What stimulates your intellect? What tickles your cortex? What gives you a mind-boner? What keeps you interested in life?
I'm interested in how you guys keep on top of your game and generally just work-out your mind.
First contributions -
I love reading philosophy, and especially listening to awesome philosophy lecturers/podcasts like Rick Roderick or the Partially Examined Life.
I like to write down random thoughts whenever inspiration hits and elaborate on them later on. Trying to explore a question down to its innermost depths (there's always more ways to go).
I like to go on midnight walks and pick out the shadows and lights of the world. We live in a fucking masterpiece of architecture. It's in the trees. It's in the way the light falls. It's in the patterns of chaos as they fracture the degrading synthesis of cement and concrete. Until you open your eyes you never realised all you saw was the inside of your eyelids. Most people live in a daze - be the one who sees.
Another great thing to do is ask questions as much as possible. If the curious mind has been quelled in you (we are all born as bundles of pure curiosity, just watch any child for 5 minutes) as is often the case in this society where dogmatism is not only acceptable but expected then deliberately try and deconstruct this. Question everything, and try to dwell within the question without jumping to any conclusions. This is greatly uncomfortable for the primitive aspects of our minds. To it, uncertainty = unsafety. In the animal kingdom, certainty is required as the basis for any action, and action can be the difference between life and death.

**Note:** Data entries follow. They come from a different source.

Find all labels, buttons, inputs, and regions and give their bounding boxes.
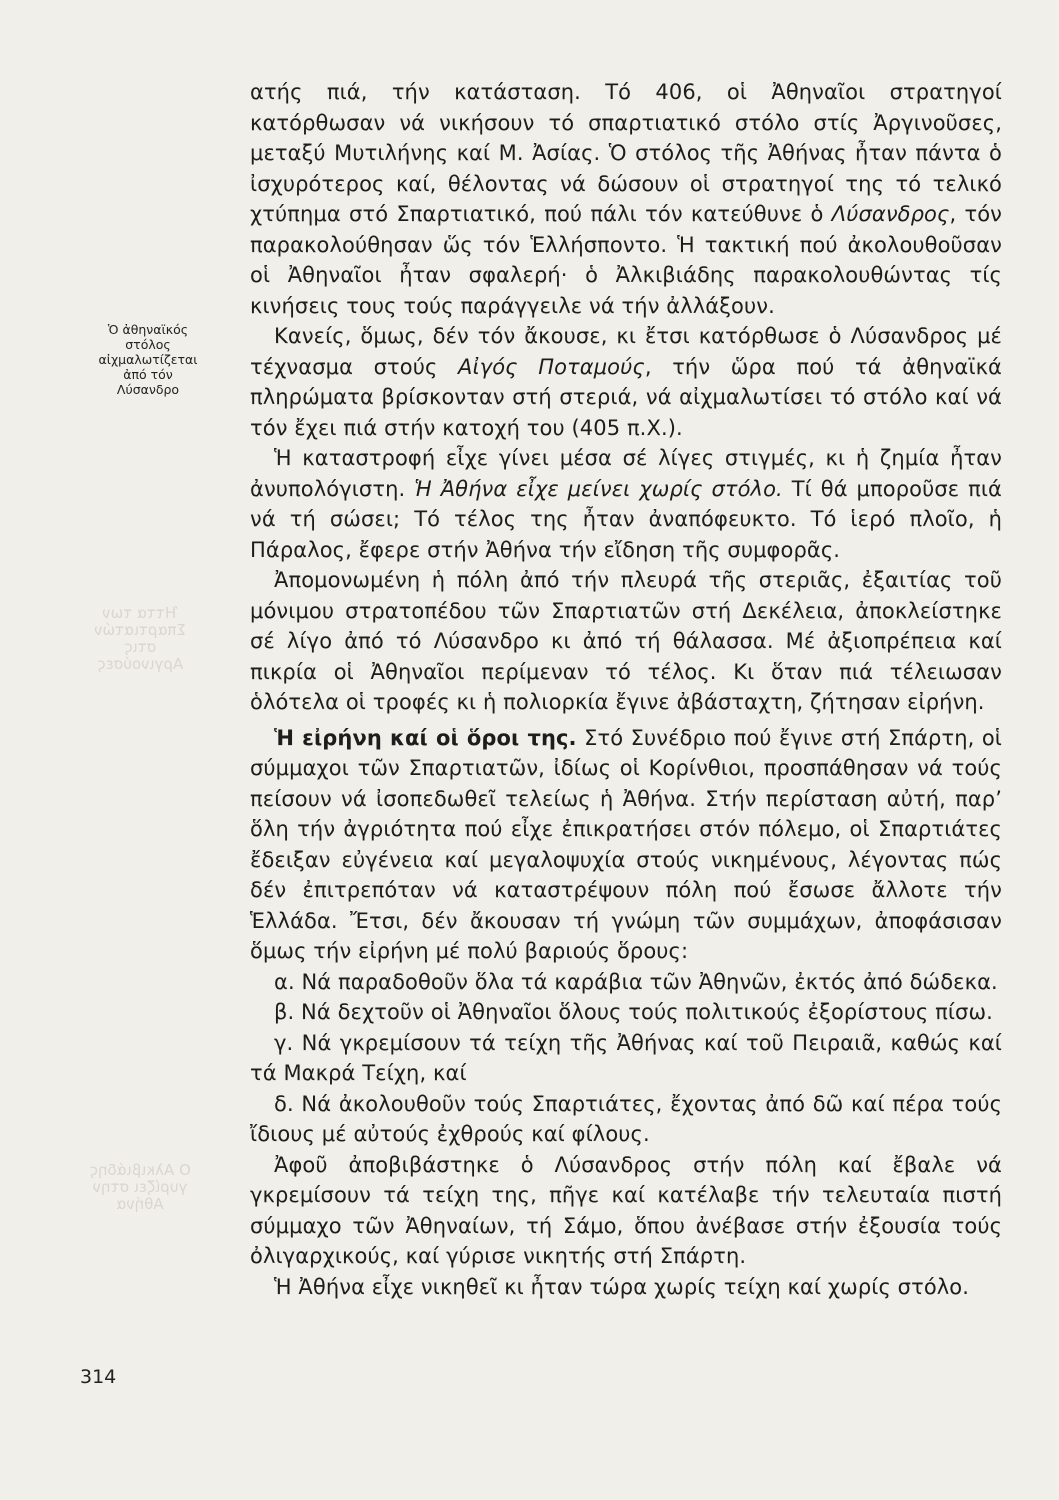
- text-run: Τί θά μποροῦσε πιά νά τή σώσει; Τό τέλος της ἦταν ἀναπόφευκτο. Τό ἱερό πλοῖο, ἡ Πάραλος, ἔφερε στήν Ἀθήνα τήν εἴδηση τῆς συμφορᾶς.: [250, 476, 1002, 562]
- paragraph: Ἀπομονωμένη ἡ πόλη ἀπό τήν πλευρά τῆς στεριᾶς, ἐξαιτίας τοῦ μόνιμου στρατοπέδου τῶν Σπαρτιατῶν στή Δεκέλεια, ἀποκλείστηκε σέ λίγο ἀπό τό Λύσανδρο κι ἀπό τή θάλασσα. Μέ ἀξιοπρέπεια καί πικρία οἱ Ἀθηναῖοι περίμεναν τό τέλος. Κι ὅταν πιά τέλειωσαν ὁλότελα οἱ τροφές κι ἡ πολιορκία ἔγινε ἀβάσταχτη, ζήτησαν εἰρήνη.: [250, 568, 1002, 714]
- text-run: , τόν παρακολούθησαν ὥς τόν Ἑλλήσποντο. Ἡ τακτική πού ἀκολουθοῦσαν οἱ Ἀθηναῖοι ἦταν σφαλερή· ὁ Ἀλκιβιάδης παρακολουθώντας τίς κινήσεις τους τούς παράγγειλε νά τήν ἀλλάξουν.: [250, 202, 1003, 318]
- list-item: γ. Νά γκρεμίσουν τά τείχη τῆς Ἀθήνας καί τοῦ Πειραιᾶ, καθώς καί τά Μακρά Τείχη, καί: [250, 1030, 1002, 1085]
- margin-note-line: Λύσανδρο: [116, 382, 180, 397]
- margin-note-line: Ὁ ἀθηναϊκός: [107, 322, 189, 337]
- list-item: β. Νά δεχτοῦν οἱ Ἀθηναῖοι ὅλους τούς πολιτικούς ἐξορίστους πίσω.: [274, 1000, 993, 1024]
- italic-text: Αἰγός Ποταμούς: [458, 354, 645, 379]
- bleed-through-text: Ο Αλκιβιάδης γυρίζει στην Αθήνα: [89, 1161, 191, 1213]
- page-number: 314: [80, 1366, 117, 1388]
- main-text: [250, 77, 1002, 1302]
- paragraph: [250, 321, 1002, 443]
- list-item: δ. Νά ἀκολουθοῦν τούς Σπαρτιάτες, ἔχοντας ἀπό δῶ καί πέρα τούς ἴδιους μέ αὐτούς ἐχθρούς καί φίλους.: [250, 1091, 1002, 1146]
- margin-note-line: ἀπό τόν: [123, 367, 173, 382]
- paragraph: [250, 77, 1002, 321]
- bleed-through-text: Ήττα των Σπαρτιατών στις Αργινούσες: [94, 604, 186, 673]
- text-run: Κανείς, ὅμως, δέν τόν ἄκουσε, κι ἔτσι κατόρθωσε ὁ Λύσανδρος μέ τέχνασμα στούς: [250, 324, 1002, 379]
- paragraph: [250, 723, 1002, 967]
- text-run: Ἡ καταστροφή εἶχε γίνει μέσα σέ λίγες στιγμές, κι ἡ ζημία ἦταν ἀνυπολόγιστη.: [250, 446, 1002, 501]
- section-heading: Ἡ εἰρήνη καί οἱ ὅροι της.: [274, 725, 577, 750]
- text-run: ατής πιά, τήν κατάσταση. Τό 406, οἱ Ἀθηναῖοι στρατηγοί κατόρθωσαν νά νικήσουν τό σπαρτιατικό στόλο στίς Ἀργινοῦσες, μεταξύ Μυτιλήνης καί Μ. Ἀσίας. Ὁ στόλος τῆς Ἀθήνας ἦταν πάντα ὁ ἰσχυρότερος καί, θέλοντας νά δώσουν οἱ στρατηγοί της τό τελικό χτύπημα στό Σπαρτιατικό, πού πάλι τόν κατεύθυνε ὁ: [250, 80, 1002, 226]
- paragraph: Ἡ Ἀθήνα εἶχε νικηθεῖ κι ἦταν τώρα χωρίς τείχη καί χωρίς στόλο.: [274, 1274, 970, 1299]
- italic-text: Ἡ Ἀθήνα εἶχε μείνει χωρίς στόλο.: [414, 476, 783, 501]
- italic-text: Λύσανδρος: [831, 202, 950, 226]
- text-run: , τήν ὥρα πού τά ἀθηναϊκά πληρώματα βρίσκονταν στή στεριά, νά αἰχμαλωτίσει τό στόλο καί νά τόν ἔχει πιά στήν κατοχή του (405 π.Χ.).: [250, 354, 1002, 440]
- list-item: α. Νά παραδοθοῦν ὅλα τά καράβια τῶν Ἀθηνῶν, ἐκτός ἀπό δώδεκα.: [274, 969, 998, 994]
- margin-note-line: αἰχμαλωτίζεται: [98, 352, 198, 367]
- paragraph: Ἀφοῦ ἀποβιβάστηκε ὁ Λύσανδρος στήν πόλη καί ἔβαλε νά γκρεμίσουν τά τείχη της, πῆγε καί κατέλαβε τήν τελευταία πιστή σύμμαχο τῶν Ἀθηναίων, τή Σάμο, ὅπου ἀνέβασε στήν ἐξουσία τούς ὀλιγαρχικούς, καί γύρισε νικητής στή Σπάρτη.: [250, 1152, 1002, 1268]
- margin-note-line: στόλος: [125, 337, 171, 352]
- text-run: Στό Συνέδριο πού ἔγινε στή Σπάρτη, οἱ σύμμαχοι τῶν Σπαρτιατῶν, ἰδίως οἱ Κορίνθιοι, προσπάθησαν νά τούς πείσουν νά ἰσοπεδωθεῖ τελείως ἡ Ἀθήνα. Στήν περίσταση αὐτή, παρ’ ὅλη τήν ἀγριότητα πού εἶχε ἐπικρατήσει στόν πόλεμο, οἱ Σπαρτιάτες ἔδειξαν εὐγένεια καί μεγαλοψυχία στούς νικημένους, λέγοντας πώς δέν ἐπιτρεπόταν νά καταστρέψουν πόλη πού ἔσωσε ἄλλοτε τήν Ἑλλάδα. Ἔτσι, δέν ἄκουσαν τή γνώμη τῶν συμμάχων, ἀποφάσισαν ὅμως τήν εἰρήνη μέ πολύ βαριούς ὅρους:: [250, 725, 1003, 963]
- paragraph: [250, 443, 1002, 565]
- margin-note: [88, 322, 208, 397]
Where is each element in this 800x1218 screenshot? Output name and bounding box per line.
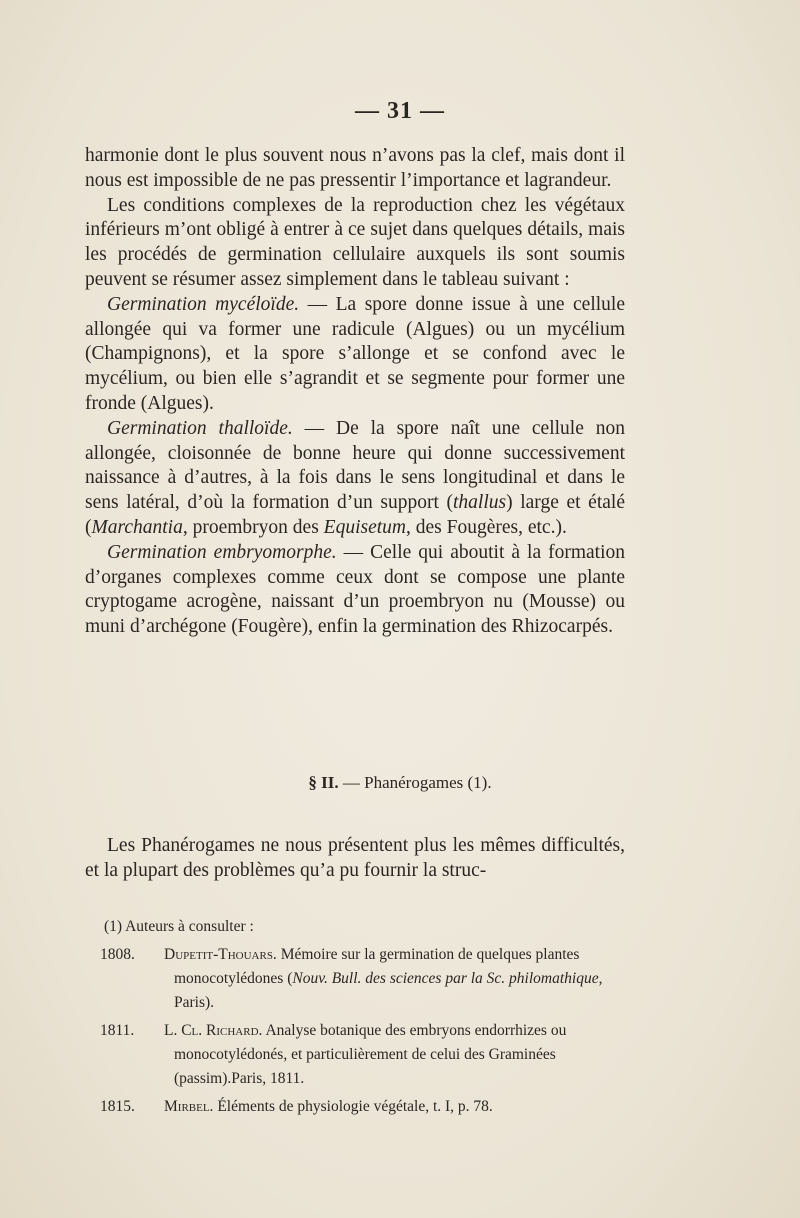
term-mycéloide: Germination mycéloïde.: [107, 293, 300, 315]
ref-author: Mirbel.: [164, 1098, 214, 1115]
footnote-ref: [100, 943, 640, 1015]
footnote-heading: (1) Auteurs à consulter :: [104, 918, 254, 935]
page-number: — 31 —: [355, 98, 445, 124]
term-thallus: thallus: [453, 492, 507, 514]
ref-journal: Nouv. Bull. des sciences par la Sc. philomathique: [292, 970, 599, 987]
footnotes: [100, 915, 640, 1119]
paragraph-phanerogames: Les Phanérogames ne nous présentent plus les mêmes difficultés, et la plupart des problèmes qu’a pu fournir la struc-: [85, 835, 625, 881]
term-marchantia: Marchantia: [91, 516, 183, 538]
text-thalloide-b: ) large et étalé (: [85, 492, 625, 538]
ref-text: Éléments de physiologie végétale, t. I, p. 78.: [213, 1098, 493, 1115]
text-thalloide-a: — De la spore naît une cellule non allongée, cloisonnée de bonne heure qui donne successivement naissance à d’autres, à la fois dans le sens longitudinal et dans le sens latéral, d’où la formation d’un support (: [85, 417, 625, 514]
term-embryomorphe: Germination embryomorphe.: [107, 541, 337, 563]
ref-text: Mémoire sur la germination de quelques plantes monocotylédones (: [174, 946, 580, 987]
ref-year: 1808.: [100, 946, 135, 963]
ref-text: Analyse botanique des embryons endorrhizes ou monocotylédonés, et particulièrement de celui des Graminées (passim).Paris, 1811.: [174, 1022, 567, 1087]
text-thalloide-c: , proembryon des: [182, 516, 324, 538]
main-text: [85, 144, 625, 640]
ref-author: Dupetit-Thouars.: [164, 946, 277, 963]
text-mycéloide: — La spore donne issue à une cellule allongée qui va former une radicule (Algues) ou un mycélium (Champignons), et la spore s’allonge et se confond avec le mycélium, ou bien elle s’agrandit et se segmente pour former une fronde (Algues).: [85, 293, 625, 414]
term-thalloide: Germination thalloïde.: [107, 417, 293, 439]
paragraph-thalloide: [85, 417, 625, 541]
section-mark: § II.: [308, 773, 339, 792]
text-embryomorphe: — Celle qui aboutit à la formation d’organes complexes comme ceux dont se compose une plante cryptogame acrogène, naissant d’un proembryon nu (Mousse) ou muni d’archégone (Fougère), enfin la germination des Rhizocarpés.: [85, 541, 626, 638]
footnote-ref: [100, 1095, 640, 1119]
footnote-ref: [100, 1019, 640, 1091]
paragraph-1: harmonie dont le plus souvent nous n’avons pas la clef, mais dont il nous est impossible de ne pas pressentir l’importance et lagrandeur.: [85, 145, 625, 191]
term-equisetum: Equisetum: [323, 516, 406, 538]
paragraph-2: Les conditions complexes de la reproduction chez les végétaux inférieurs m’ont obligé à entrer à ce sujet dans quelques détails, mais les procédés de germination cellulaire auxquels ils sont soumis peuvent se résumer assez simplement dans le tableau suivant :: [85, 194, 625, 290]
ref-year: 1815.: [100, 1098, 135, 1115]
section-heading: [0, 773, 800, 793]
section-title: — Phanérogames (1).: [338, 773, 492, 792]
main-text-continued: [85, 834, 625, 884]
paragraph-mycéloide: [85, 293, 625, 417]
ref-year: 1811.: [100, 1022, 135, 1039]
text-thalloide-d: , des Fougères, etc.).: [406, 516, 567, 538]
ref-author: L. Cl. Richard.: [164, 1022, 263, 1039]
paragraph-embryomorphe: [85, 541, 625, 640]
ref-text-end: , Paris).: [174, 970, 603, 1011]
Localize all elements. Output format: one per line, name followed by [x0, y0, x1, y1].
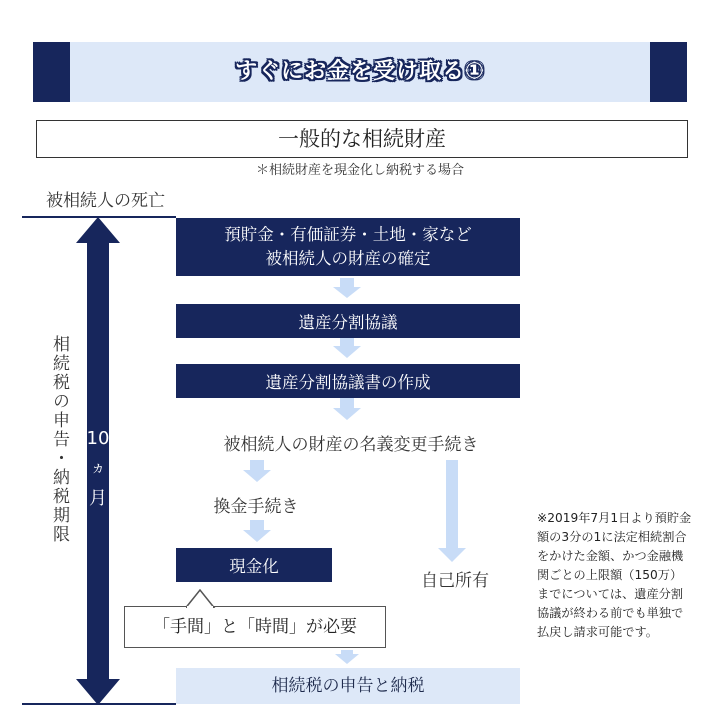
step-cash: 現金化 — [176, 548, 332, 582]
period-number: 10 — [86, 428, 110, 449]
bubble-pointer — [186, 589, 216, 608]
effort-bubble: 「手間」と「時間」が必要 — [124, 606, 386, 648]
side-note: ※2019年7月1日より預貯金額の3分の1に法定相続割合をかけた金額、かつ金融機関ごとの上限額（150万）までについては、遺産分割協議が終わる前でも単独で払戻し請求可能です。 — [537, 511, 692, 639]
step-name-change: 被相続人の財産の名義変更手続き — [223, 435, 479, 455]
step-asset-confirm — [176, 218, 520, 276]
flow-arrow-down-icon — [333, 338, 361, 358]
step-division-doc: 遺産分割協議書の作成 — [176, 364, 520, 398]
step-division-talk: 遺産分割協議 — [176, 304, 520, 338]
period-unit1: ヵ — [90, 458, 106, 476]
self-owned-label: 自己所有 — [421, 571, 489, 591]
step-conversion: 換金手続き — [213, 497, 299, 517]
step1-line1: 預貯金・有価証券・土地・家など — [224, 225, 472, 244]
flow-arrow-down-icon — [335, 650, 359, 664]
subtitle-box: 一般的な相続財産 — [36, 120, 688, 158]
flow-arrow-down-icon — [438, 460, 466, 562]
note-text: ＊相続財産を現金化し納税する場合 — [255, 163, 464, 178]
flow-arrow-down-icon — [243, 460, 271, 482]
flow-arrow-down-icon — [243, 520, 271, 542]
period-unit2: 月 — [89, 488, 107, 509]
flow-arrow-down-icon — [333, 278, 361, 298]
step1-line2: 被相続人の財産の確定 — [265, 249, 431, 268]
page-title: すぐにお金を受け取る① — [235, 59, 485, 84]
period-label: 相続税の申告・納税期限 — [49, 335, 69, 544]
flow-arrow-down-icon — [333, 398, 361, 420]
final-step: 相続税の申告と納税 — [176, 668, 520, 704]
death-label: 被相続人の死亡 — [46, 191, 165, 211]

We are, it seems, on a very deep level, conditioned to tend towards dogmatism over open-mindedness. Yet something in us goes beyond the other animals; we have the power of abstraction. We can abstract ourselves from the situation and engage in a meta-evaluation of the interaction between our behaviour and our environment. This stepping back, this abstraction, this deep questioning allows us to alter our own behaviour and establishes a feedback loop directly into this behaviour; as opposed to the animal whose behavioural feedback loop is tied solely and directly to the environment via instinct. This is all to say that it is possible, nay, imperative, to go beyond the mechanical dogmatism of our ancient forbears and realise what it truly means to be human - and that is to question.
In order to germinate and cultivate the questioner once more, you need a certain perspective on your own mind and thought process. The best way I know of achieving this is through a consistent meditation practice, which is incidentally another great way to stretch your mind-muscle. This to me is far more foundational than any nootropic.
The basic structure of meditation is as follows;
- Sit or lie down in a comfortable position, if sitting keep your back reasonably erect to aid focus
- Release tension progressively throughout the body. Tension in body = tension in mind and vice versa. If one is tense so will the other be. Pay particular attention to the face and throat area as slight muscular contractions and strain occur when you subvocalise. A cool way to decrease the mind chatter is to specifically relax these areas.
- Begin to focus your mind to a single point by engaging your attention with a spot just below your navel. This begins the process of misidentification with the conventionally considered 'mind'.
- The focus should be light, not heavy. Think holding hands not clenching fists; firm but relaxed.
- If your attention wanders, as it inevitably will, guide it gently back to the object of your attention.
- This is a process of purification. This process does not reside in the stillness, it follows from each successive return of attention. This is the training itself, so do not be discouraged by it.
- Fight nothing that arises. Antagonism is tension - Relaxation is unity.
- Do this 20 minutes a day for at least 3 weeks and you will notice profound benefits. Search pubmed or simply people's experiences over time to find voluminous amounts of research and anecdotal reports on the subject.
Well that's about it for now. So now lets hear about how you keep your mind healthy!